Symptômes comportementaux et psychologiques
Lorsque les symptômes comportementaux prédominent, la priorité clinique change. La première étape n’est pas pharmacologique, mais étiologique et environnementale. De nombreux épisodes d’agitation, d’anxiété ou de confusion sont déclenchés par des causes réversibles, telles que douleur, infections, constipation, rétention urinaire, privation de sommeil ou effets indésirables médicamenteux. L’identification et la correction de ces facteurs peuvent résoudre les symptômes sans recours aux psychotropes.
Interventions non pharmacologiques
Les stratégies non pharmacologiques constituent la base du traitement. L’organisation de l’environnement, les routines prévisibles, la stimulation adaptée et le soutien de l’aidant sont des interventions ayant un impact significatif sur la réduction de l’agitation et l’amélioration de la qualité de vie. Le traitement pharmacologique doit donc être réservé aux symptômes persistants, associés à une souffrance importante ou à un risque pour la sécurité.

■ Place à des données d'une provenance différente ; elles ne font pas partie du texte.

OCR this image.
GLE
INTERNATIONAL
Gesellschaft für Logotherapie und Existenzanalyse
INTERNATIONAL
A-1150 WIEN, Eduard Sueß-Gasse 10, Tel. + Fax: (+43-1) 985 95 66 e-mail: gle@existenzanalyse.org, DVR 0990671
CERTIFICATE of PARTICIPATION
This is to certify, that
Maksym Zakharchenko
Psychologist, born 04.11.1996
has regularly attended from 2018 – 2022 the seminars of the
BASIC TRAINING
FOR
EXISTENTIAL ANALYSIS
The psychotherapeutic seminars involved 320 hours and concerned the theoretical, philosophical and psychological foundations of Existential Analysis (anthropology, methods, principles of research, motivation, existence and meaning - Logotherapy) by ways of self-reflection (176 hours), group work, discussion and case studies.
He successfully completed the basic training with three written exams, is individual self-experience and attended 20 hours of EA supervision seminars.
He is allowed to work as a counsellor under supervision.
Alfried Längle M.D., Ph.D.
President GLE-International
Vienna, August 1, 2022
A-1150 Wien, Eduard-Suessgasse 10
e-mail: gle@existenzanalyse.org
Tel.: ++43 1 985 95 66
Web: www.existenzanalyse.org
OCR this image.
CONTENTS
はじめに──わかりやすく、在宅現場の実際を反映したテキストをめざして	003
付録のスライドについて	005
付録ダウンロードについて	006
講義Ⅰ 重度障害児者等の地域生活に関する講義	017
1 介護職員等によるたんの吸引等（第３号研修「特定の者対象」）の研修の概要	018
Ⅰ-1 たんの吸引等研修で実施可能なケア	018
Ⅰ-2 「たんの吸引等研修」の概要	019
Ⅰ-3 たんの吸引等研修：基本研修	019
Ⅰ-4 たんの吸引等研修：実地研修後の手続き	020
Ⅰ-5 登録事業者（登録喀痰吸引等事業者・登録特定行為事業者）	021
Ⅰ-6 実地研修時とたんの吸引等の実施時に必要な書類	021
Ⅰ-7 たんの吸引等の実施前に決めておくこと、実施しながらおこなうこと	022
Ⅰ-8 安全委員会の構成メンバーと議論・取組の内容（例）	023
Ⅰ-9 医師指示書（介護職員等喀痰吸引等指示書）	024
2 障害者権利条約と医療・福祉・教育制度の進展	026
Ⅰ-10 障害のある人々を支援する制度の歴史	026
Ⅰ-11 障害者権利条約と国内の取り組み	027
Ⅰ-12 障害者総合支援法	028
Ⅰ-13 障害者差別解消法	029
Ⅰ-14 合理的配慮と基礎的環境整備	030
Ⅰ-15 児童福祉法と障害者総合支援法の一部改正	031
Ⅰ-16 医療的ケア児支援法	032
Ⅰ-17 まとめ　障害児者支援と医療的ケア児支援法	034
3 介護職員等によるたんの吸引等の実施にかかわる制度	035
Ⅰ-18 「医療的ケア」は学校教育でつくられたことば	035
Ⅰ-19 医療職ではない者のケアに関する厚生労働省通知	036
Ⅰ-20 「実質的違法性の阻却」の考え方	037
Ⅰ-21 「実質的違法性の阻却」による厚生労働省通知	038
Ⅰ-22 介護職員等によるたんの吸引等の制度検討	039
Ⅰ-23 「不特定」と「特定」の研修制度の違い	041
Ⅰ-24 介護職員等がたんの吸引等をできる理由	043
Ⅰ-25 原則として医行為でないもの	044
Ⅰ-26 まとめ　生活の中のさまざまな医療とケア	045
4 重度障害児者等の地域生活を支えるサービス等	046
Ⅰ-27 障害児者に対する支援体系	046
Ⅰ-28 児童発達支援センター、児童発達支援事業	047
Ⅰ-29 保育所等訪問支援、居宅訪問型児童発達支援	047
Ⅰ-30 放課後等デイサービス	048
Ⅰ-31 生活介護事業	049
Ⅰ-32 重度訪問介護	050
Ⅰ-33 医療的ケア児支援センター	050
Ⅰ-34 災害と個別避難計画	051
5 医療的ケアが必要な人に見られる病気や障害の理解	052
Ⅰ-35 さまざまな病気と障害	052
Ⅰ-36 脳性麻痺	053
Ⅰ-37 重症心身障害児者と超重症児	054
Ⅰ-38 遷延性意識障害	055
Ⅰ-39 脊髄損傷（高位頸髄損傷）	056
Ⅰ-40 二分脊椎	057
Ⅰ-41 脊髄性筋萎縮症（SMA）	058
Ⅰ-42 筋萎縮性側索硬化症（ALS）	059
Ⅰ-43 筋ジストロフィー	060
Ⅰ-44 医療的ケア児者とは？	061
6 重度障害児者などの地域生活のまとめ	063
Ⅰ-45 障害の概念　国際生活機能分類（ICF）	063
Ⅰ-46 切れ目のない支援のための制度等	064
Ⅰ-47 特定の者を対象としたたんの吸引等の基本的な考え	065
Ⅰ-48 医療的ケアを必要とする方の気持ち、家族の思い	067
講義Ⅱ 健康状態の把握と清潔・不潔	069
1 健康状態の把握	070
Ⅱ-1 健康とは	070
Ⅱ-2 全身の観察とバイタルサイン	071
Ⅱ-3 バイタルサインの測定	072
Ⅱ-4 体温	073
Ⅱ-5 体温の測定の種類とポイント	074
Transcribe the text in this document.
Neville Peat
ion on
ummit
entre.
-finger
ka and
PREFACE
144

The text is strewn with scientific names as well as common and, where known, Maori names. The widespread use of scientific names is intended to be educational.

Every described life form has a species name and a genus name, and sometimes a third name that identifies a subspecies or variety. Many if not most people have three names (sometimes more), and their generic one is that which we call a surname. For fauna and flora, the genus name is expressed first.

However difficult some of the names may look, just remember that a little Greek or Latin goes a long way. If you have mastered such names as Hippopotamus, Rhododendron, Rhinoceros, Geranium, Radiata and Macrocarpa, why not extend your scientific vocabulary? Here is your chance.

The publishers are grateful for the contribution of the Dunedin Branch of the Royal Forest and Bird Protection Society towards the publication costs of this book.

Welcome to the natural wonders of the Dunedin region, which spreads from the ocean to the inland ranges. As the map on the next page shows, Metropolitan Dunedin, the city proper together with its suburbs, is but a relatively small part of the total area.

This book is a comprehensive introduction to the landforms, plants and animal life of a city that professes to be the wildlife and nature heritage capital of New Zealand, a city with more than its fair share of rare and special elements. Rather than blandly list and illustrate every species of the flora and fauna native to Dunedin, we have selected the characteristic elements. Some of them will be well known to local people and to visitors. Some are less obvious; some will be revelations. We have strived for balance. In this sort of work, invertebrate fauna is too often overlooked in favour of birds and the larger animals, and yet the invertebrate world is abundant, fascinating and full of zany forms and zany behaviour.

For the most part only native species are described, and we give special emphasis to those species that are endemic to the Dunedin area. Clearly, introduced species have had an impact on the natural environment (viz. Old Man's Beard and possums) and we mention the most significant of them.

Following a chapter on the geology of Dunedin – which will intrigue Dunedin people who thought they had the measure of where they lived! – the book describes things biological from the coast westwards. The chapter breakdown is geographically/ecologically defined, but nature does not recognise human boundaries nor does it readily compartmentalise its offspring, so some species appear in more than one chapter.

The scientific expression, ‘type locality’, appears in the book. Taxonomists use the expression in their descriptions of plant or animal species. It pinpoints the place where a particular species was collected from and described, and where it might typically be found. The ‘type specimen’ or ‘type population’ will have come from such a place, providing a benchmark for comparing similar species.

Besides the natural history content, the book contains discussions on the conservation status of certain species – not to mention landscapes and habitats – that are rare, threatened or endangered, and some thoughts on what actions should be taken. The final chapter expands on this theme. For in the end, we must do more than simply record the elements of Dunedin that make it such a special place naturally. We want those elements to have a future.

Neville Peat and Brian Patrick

Traitement pharmacologique des symptômes comportementaux
Les antidépresseurs ont un rôle bien établi dans la dépression cliniquement significative. En revanche, les antipsychotiques nécessitent une prudence particulière en raison de l’augmentation du risque d’événements cérébrovasculaires, de sédation, de chutes et de mortalité. Ils ne doivent être utilisés que lorsque cela est strictement nécessaire, à la dose minimale efficace et avec une réévaluation fréquente.
Situations cliniques particulières
Dans certaines entités, comme la démence à corps de Lewy et la démence associée à la maladie de Parkinson, il existe une hypersensibilité marquée aux antipsychotiques, pouvant entraîner une aggravation motrice sévère ou un syndrome malin des neuroleptiques. Dans ces situations, l’approche doit privilégier la révision du traitement dopaminergique et le choix de médicaments ayant un moindre blocage dopaminergique.
Troubles du sommeil
Les troubles du sommeil sont fréquents et souvent mal pris en charge. La prescription d’hypnotiques doit être évitée chaque fois que possible, en raison du risque de delirium, de chutes et de détérioration cognitive. L’approche doit privilégier l’hygiène du sommeil, la stabilisation du rythme circadien et le traitement des facteurs précipitants.
Conclusion
L’interprétation de ces tableaux reflète une logique clinique claire : distinguer le traitement cognitif du traitement comportemental, prioriser les interventions non pharmacologiques, utiliser les psychotropes avec prudence et réévaluer continuellement le bénéfice clinique. Cette approche structurée permet de réduire l’iatrogénie, d’optimiser la qualité de vie et de soutenir des décisions cliniques cohérentes tout au long de l’évolution de la démence.